Kellwood shares dropped 15.08 percent, or $4.24, to close at $23.87 in New York Stock Exchange trading.

The $2.6 billion company's decision announced Wednesday could also put 1,800 Kellwood employees in the U.S. and overseas out of work.

Lazard Capital Markets analyst Todd Slater downgraded the stock to "sell" on its "sagging outlook" from its previous "hold" rating. He noted that Kellwood also cut its earnings guidance by 40 percent on shortfalls at core/new brands, such as Sag Harbor, Calvin Klein and O Oscar.

As for the restructuring and shedding of three of 14 divisions and smaller brands, Slater wrote in a research note, "Kellwood is taking impressive and necessary steps in streamlining its operations, but the fruits of these efforts could take years to unfold."

The analyst said there could also be further risk to revenue in 2006, as department store consolidation progresses into a more advanced stage. He cited Federated Department Stores' acquisition of May Department Stores and the closure or sale of 68 doors, as well as the sale of Saks Inc.'s northern department store group — Carson Pirie Scott, Boston Stores and Herberger's — as another event that could "result in further unit closings and supplier dislocation."

Frederick Schmitt, vice president of the Sage Group, an investment banking firm in Los Angeles, said Kellwood's decision to shut businesses would lead to greater profitability.

"It's the right move for Kellwood. It's necessary for them to improve their profit margins and this is a good place to start." As for the brands being disposed, he said, "They're money-losing brands. Kellwood needs to migrate toward brands with higher gross margins. It's my estimate that these brands generate the lowest gross margins within the Kellwood company."

Some industry consultants said Kellwood needs to focus on the type of company it wants to be.

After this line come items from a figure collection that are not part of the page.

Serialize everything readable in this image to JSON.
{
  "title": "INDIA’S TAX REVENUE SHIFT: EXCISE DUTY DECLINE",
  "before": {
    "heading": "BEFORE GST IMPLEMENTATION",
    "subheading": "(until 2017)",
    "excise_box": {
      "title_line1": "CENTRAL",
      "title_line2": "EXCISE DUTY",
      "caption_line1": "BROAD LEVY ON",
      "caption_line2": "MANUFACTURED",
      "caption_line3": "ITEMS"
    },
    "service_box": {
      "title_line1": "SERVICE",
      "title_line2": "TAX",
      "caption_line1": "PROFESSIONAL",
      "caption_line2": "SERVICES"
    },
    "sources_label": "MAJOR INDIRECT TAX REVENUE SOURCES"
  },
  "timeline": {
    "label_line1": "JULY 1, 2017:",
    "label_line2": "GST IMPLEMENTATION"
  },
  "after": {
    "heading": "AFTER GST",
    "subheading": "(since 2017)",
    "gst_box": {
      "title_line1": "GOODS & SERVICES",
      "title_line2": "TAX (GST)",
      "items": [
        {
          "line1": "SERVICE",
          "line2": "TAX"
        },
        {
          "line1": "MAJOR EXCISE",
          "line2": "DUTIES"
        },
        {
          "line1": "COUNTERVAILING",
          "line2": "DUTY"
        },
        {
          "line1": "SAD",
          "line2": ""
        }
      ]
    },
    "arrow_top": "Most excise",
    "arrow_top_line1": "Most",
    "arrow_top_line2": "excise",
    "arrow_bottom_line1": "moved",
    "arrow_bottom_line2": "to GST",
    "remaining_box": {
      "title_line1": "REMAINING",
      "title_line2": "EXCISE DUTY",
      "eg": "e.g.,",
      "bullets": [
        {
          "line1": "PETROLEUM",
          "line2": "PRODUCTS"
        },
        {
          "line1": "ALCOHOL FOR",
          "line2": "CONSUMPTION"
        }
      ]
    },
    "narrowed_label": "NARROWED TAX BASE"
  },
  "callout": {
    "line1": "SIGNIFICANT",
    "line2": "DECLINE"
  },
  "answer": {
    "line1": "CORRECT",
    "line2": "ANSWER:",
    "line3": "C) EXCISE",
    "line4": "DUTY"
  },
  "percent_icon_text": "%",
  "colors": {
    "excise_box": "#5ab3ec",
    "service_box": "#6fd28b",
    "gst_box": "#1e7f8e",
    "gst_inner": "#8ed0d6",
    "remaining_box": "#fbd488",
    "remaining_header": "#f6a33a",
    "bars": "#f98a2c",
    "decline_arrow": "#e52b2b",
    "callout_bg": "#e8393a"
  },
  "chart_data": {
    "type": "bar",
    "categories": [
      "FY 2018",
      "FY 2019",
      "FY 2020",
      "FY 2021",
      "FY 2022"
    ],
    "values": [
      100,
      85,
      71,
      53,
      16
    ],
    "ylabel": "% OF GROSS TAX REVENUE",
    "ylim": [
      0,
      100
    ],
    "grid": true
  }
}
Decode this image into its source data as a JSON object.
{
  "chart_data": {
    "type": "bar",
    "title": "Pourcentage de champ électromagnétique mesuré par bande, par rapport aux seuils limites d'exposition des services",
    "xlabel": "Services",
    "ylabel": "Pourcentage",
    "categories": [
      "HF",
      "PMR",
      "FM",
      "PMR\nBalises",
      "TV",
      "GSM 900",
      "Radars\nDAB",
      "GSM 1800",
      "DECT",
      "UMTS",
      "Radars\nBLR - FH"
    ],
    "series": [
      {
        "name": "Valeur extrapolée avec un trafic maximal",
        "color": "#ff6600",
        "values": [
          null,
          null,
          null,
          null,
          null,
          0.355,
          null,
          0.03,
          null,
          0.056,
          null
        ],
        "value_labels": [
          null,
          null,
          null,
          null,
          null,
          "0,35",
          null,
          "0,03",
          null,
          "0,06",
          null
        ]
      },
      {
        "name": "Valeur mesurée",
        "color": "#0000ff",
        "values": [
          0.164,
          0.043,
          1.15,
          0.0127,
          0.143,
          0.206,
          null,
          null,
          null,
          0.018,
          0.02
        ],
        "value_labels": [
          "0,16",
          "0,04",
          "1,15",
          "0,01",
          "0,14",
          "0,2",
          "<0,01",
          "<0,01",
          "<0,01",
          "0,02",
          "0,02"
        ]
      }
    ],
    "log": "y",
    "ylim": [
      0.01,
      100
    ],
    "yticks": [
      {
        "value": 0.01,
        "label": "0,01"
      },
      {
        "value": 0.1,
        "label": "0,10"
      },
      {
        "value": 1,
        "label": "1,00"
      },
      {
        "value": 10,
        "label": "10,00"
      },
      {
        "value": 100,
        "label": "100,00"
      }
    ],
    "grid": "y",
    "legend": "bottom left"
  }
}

"It was a very smart, if not essential, strategic move," said Robin Lewis of Robin Lewis Inc., strategic consultant and publisher of the Robin Report. "In [president and chief executive officer] Bob Skinner's own words, it will allow them to better focus on building a top branded apparel company — and I might add this will also allow them to better focus on and leverage their considerable supply chain skills more efficiently and effectively."